Miles King - has investigated some of the more obvious tax breaks that farmers get that are incentivising natures destruction in the People Need Nature Report - See here: https://anewnatureblog.com/2019/06/28/farmland-tax-breaks-revealed/
But the journey these leading figures in wildlife protection have gone down, and the many authors they have drawn together, is still not fully complete. Both reports have highlighted how we are destroying our planet because our current tax and subsidy systems gives incentives to people to kill our wildlife, pollute and use land and natural resources inefficiently.
My personal campaign for the last 20 years has been to highlight this and promote rewilding, understanding that if we cannot tackle these issues, we will continue to lose wildlife no matter what social movements happen, wildlife protection laws are enacted or how many landowners we can win over to rewild their land.
It’s really very simple, if we want to save our planet and rewild land we need to base our entire tax policy on taxing monopolies and externalities and have a tax policy that does not allow avoidance. Shifting taxation from incomes (earnings and trade) and put it on land values. Taxing pesticides, diesel etc (externalities) will all provide a positive incentive to use such resources less and much more efficiently. Taxing land values will reduce land use and allow rewilding. Our current corrupt system is based on inflating land values to benefit the tiny minority of landowners. This has been a political fight waged over hundreds of years, the basis of the Corn Laws and the Liberal movement of the late 19th century, it was behind the Parliament Act and the landowners and bankers win in the end because most people are unaware of the fundamental economic forces at play.
Such a tax shift will save our planet, rewild 40% to 50% of the world, abolish poverty, reduce crime and take away many of the incentives for war. It’s all about understanding the marginal economic choices of the people who control natural resources and land – be it a hill farmer or Donald Trump; people choose to destroy our planet and hurt others because they make money by doing so. Our current tax system pushes people to misuse land and natural resources in so many complex ways that no matter what laws we try to enact it cannot counteract that economic force of those trying to make money from nature’s destruction. If we have a tax system that forces people to use land and natural resources more efficiently then they will choose to damage the planet less, the free market will become our ally as people try to outcompete one another to provide goods and services that use less land, pollution and natural resources within them.

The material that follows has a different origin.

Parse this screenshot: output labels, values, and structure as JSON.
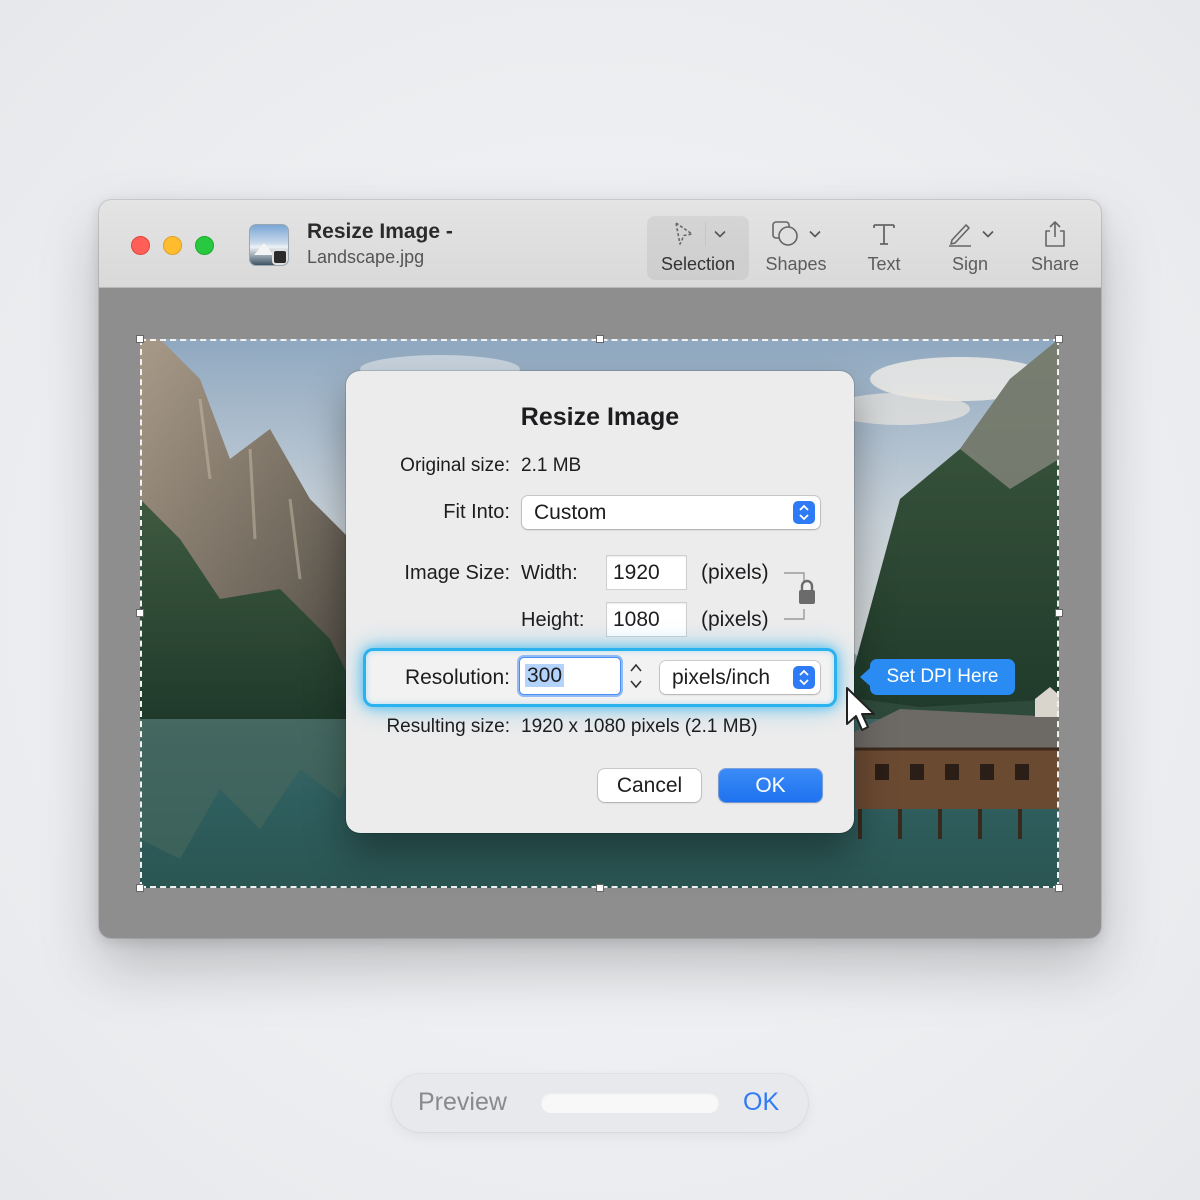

A land value tax collecting the full unimproved rental value of land will make landowners compete to provide food with less land, landowners will be begging to give poor quality land to rewilding charities, grouse moor owners will be falling over themselves to shoot on less land and give up the moors. But by reducing labour taxes we will have more farmers producing more food with less inputs, a true democracy in land is best achieved by fiscal measure and not laws.

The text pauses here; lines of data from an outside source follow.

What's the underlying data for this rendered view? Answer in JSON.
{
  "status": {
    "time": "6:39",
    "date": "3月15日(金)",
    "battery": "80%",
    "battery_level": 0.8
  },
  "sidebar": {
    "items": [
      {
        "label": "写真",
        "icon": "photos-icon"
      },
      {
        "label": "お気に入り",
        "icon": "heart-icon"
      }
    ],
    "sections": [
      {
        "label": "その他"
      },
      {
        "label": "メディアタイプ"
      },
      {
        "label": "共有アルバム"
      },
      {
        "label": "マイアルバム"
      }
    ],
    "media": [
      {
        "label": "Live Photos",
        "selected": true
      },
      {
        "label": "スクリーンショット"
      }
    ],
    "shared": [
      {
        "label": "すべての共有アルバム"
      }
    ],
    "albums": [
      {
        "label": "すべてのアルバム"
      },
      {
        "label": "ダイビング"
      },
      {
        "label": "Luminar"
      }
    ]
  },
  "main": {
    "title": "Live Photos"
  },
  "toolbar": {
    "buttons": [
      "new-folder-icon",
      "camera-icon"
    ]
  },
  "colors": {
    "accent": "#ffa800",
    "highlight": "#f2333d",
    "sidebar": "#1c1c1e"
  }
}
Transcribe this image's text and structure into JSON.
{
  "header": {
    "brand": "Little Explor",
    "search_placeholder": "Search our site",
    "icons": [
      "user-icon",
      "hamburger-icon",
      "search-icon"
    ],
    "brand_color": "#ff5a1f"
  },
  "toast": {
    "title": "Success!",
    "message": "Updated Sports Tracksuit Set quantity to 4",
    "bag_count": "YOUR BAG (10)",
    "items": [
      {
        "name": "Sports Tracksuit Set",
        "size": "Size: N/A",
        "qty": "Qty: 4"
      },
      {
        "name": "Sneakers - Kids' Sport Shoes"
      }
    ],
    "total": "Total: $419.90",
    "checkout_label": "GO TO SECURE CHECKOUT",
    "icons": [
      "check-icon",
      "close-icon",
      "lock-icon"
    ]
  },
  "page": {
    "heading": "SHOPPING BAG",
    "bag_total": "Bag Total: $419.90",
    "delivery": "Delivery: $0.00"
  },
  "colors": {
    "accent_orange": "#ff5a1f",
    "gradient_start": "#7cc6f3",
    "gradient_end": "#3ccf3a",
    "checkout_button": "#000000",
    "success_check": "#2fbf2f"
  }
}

If we continue to have policies that give subsidies to landowners, let them off scot free when they pollute, have a system of money creation that is used to fund ever increasing land values then we enshrine natural destruction and poverty, a bleak future for humanity. This is a battle that must be won and for those campaigning to protect our planet the fundamental economic forces must be understood otherwise we will continue to fail in our efforts.